Article body

Dans, Making : Anthropology, Archaeology Art and Architecture, Tim Ingold s’intéresse à l’aspect de la mise en pratique, à savoir au comment faire, à la confection, à la réalisation, et au devenir, d’où le titre Making attribué à l’ouvrage. Plus particulièrement, l’auteur argumente qu’il existe une correspondance entre la personne qui fait un objet et l’objet qui est en train de se faire confectionner, et ce, autant en anthropologie qu’en archéologie, en art et en architecture. Par conséquent, ces quatre disciplines deviennent des façons de penser en pratiquant différemment au lieu d’être des disciplines qui font en pensant (p. xi). Cette thèse est supportée de diverses façons tout au long de l’ouvrage.

Ingold reste fidèle à son argumentaire introduit dans les livres précédents. Sur le plan méthodologique, il réfute l’idée que l’ethnographie est la méthodologie de l’anthropologie. Étant donné qu’il n’existe pas de différence entre la théorie d’une discipline et sa méthode, l’anthropologie et l’ethnographie constituent toutes les deux une théorie et une méthode d’apprentissage différente. Selon Ingold, on est en anthropologie lorsque l’apprentissage se fait auprès des gens et avec eux. L’effet de l’apprentissage anthropologique est celui de transformation qui est prolongée dans le temps. Tandis que l’ethnographie consiste pour sa part à étudier les gens. Il s’agit de recollection du passé de style documentaire. Bien qu’il y ait une transformation, celle-ci n’est pas intégrée dans les pratiques quotidiennes et ne vient pas influencer une personne de la même façon. L’auteur précise donc que Making est une oeuvre anthropologique et non ethnographique.

De manière similaire avec l’argumentation exposée sur le plan méthodologique, Ingold fait la distinction sur le plan théorique entre une vision hylémorphisme et une vision morphogénétique du monde. Selon la première, l’artéfact est la confection matérielle d’une idée ou encore de la conscience du producteur. Par conséquent, le producteur devient le Dieu créateur de l’objet. Il choisit, dirige, contrôle tous les aspects de la production matérielle de l’artéfact. Selon la vision morphogénétique, le producteur est mis au même rang que l’artéfact : il fait partie du monde. De façon plus spécifique, le producteur accompagne les objets dans son processus de transformation. L’artéfact n’est donc pas l’idée en soi du producteur, mais plutôt l’engagement que prend le producteur avec les matériaux qu’il utilise. Pour comprendre la production d’un artéfact, il devient par conséquent important d’analyser et de comprendre l’engagement du producteur (p. 22).

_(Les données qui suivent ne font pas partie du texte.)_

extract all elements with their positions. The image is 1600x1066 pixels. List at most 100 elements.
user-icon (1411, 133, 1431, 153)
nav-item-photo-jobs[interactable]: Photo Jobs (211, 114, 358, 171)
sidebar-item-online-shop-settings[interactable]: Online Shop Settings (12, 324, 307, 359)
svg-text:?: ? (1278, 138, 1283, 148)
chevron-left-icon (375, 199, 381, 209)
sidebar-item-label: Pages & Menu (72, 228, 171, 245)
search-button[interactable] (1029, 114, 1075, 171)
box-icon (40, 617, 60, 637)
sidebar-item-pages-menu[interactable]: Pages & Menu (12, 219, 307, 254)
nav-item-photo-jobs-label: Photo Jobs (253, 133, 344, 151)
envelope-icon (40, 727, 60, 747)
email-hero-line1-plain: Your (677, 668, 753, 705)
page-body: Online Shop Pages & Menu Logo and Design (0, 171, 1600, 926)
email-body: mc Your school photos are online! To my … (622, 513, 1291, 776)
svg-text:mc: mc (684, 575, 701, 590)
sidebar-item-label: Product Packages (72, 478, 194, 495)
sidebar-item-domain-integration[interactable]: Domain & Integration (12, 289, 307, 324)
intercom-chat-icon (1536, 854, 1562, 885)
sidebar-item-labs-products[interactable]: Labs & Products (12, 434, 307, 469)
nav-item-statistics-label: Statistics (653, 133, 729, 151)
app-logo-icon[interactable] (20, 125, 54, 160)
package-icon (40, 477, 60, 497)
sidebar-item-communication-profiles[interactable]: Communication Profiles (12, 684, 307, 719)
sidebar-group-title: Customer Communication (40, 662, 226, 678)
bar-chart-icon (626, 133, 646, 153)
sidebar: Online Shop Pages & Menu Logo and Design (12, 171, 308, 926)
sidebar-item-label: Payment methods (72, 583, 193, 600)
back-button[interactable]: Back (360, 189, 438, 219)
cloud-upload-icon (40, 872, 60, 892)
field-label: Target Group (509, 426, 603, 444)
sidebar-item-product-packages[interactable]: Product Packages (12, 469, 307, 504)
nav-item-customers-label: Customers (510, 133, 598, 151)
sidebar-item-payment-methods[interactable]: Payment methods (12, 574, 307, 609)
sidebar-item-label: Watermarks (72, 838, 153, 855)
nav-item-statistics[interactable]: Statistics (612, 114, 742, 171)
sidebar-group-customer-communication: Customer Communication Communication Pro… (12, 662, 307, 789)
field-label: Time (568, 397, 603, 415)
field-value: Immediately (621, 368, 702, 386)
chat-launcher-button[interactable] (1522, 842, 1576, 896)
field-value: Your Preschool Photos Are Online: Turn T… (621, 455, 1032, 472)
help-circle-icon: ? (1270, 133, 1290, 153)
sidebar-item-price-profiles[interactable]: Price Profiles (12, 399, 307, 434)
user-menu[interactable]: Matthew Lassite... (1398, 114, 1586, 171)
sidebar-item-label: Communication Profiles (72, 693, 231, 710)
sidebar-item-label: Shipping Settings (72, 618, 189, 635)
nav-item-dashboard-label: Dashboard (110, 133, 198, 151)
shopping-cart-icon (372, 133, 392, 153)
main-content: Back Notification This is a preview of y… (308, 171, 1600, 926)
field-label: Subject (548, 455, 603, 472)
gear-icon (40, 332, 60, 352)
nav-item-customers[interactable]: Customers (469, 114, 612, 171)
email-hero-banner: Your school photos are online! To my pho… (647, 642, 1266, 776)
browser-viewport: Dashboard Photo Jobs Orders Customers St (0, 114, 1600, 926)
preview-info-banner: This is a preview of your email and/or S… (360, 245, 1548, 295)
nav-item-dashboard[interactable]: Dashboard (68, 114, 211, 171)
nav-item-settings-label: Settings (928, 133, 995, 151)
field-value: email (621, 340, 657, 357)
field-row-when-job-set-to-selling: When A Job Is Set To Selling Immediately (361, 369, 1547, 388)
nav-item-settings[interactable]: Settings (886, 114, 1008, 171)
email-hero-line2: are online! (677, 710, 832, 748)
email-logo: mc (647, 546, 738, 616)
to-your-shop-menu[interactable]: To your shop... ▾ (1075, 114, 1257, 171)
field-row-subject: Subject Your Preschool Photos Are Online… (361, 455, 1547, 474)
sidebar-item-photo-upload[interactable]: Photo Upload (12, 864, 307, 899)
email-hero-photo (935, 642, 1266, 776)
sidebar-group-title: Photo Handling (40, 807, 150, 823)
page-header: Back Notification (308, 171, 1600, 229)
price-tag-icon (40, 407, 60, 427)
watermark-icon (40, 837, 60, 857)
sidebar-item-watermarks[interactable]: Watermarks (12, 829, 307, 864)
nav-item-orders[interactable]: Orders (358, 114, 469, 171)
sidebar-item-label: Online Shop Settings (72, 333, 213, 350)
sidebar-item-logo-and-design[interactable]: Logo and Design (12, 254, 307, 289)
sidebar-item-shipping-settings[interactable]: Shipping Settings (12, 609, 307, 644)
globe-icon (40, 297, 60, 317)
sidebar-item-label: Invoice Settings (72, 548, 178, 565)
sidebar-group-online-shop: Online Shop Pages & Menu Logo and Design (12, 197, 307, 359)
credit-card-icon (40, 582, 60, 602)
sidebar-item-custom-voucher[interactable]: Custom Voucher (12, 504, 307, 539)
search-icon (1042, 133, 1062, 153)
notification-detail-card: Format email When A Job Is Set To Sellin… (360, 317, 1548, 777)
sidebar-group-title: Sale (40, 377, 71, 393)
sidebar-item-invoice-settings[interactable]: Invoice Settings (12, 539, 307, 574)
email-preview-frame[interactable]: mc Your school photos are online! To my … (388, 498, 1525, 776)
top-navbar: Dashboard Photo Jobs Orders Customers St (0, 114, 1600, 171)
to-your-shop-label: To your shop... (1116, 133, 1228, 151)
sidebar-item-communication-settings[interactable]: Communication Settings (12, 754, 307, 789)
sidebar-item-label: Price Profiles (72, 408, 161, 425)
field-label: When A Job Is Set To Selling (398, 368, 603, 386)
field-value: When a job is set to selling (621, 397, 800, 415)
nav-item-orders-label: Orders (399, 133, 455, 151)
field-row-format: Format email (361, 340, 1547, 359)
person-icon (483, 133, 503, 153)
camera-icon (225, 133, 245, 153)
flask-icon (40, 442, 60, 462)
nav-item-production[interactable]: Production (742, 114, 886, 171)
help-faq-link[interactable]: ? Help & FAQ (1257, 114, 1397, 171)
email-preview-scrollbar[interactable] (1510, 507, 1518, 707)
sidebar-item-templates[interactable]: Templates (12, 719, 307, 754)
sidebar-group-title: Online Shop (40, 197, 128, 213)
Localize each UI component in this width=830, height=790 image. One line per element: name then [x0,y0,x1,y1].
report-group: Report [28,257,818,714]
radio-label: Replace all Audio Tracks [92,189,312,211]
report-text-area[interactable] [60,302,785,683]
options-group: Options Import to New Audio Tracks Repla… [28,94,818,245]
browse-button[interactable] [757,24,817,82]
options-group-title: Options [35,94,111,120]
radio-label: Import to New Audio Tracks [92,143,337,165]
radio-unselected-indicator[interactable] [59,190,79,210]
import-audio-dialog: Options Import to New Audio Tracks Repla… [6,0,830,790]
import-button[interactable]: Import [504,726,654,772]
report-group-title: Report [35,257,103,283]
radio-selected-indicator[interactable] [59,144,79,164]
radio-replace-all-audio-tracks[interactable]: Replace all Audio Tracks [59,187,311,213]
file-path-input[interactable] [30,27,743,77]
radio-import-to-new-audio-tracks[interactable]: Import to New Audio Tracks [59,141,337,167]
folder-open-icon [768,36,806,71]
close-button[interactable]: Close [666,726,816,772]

Ingold présente plusieurs exemples d’une analyse morphogénétique du monde à l’aide d’activités pratiques, comme la fabrication d’un marteau (chap. 3), ou la construction d’une maison (chap. 4). Bien que fabriquer ces deux artéfacts relève de processus complètement différents, ils ont en commun l’utilisation du corps, qui, lors de conception des objets, doit faire face à des circonstances spécifiques. Ingold expose ainsi à la fin du chapitre 5 que l’humain semble être pris entre capturer des rêves et façonner des matériaux (p. 73).

Dans le chapitre 6, l’auteur poursuit la discussion en considérant comment l’humain comprend les caractéristiques physiques du monde qu’il habite, tandis qu’il explore plus en profondeur par la suite l’importance du corps dans la construction de l’objet. De façon plus spécifique, il met en lumière la différence entre interaction et correspondance, prenant l’exemple de la parole et du toucher.

Ingold conclut que les lignes entre l’image que se fait le producteur et celle du monde matériel ne devraient pas être dessinées de façons séparées, mais plutôt en s’entrecroisant. En effet, faire et connaître est un processus continuel qui ne trouve jamais de fin. Les êtres humains, comme les matériaux, font partie du monde : ils sont dans le monde dans un processus de devenir.

Making… s’adresse autant aux gens qui s’intéressent à l’anthropologie, qu’à l’archéologie, à l’art et à l’architecture. Tout au long du livre, Ingold met en opposition deux concepts, qu’il clarifie en les illustrant avec des exemples. Pour ce qui est de sa structure, chacun des 9 chapitres peut être lu indépendamment sans que ne se perde l’argument central à l’ouvrage. Bien qu’il soit accessible à des lecteurs de tous niveaux, une compréhension de base de l’anthropologie et/ou de la philosophie s’avère nécessaire afin de mieux apprécier sa valeur théorique. Enfin, Making… intéressera particulièrement les anthropologues désireux de trouver d’une façon originale et nouvelle d’approcher leurs recherches.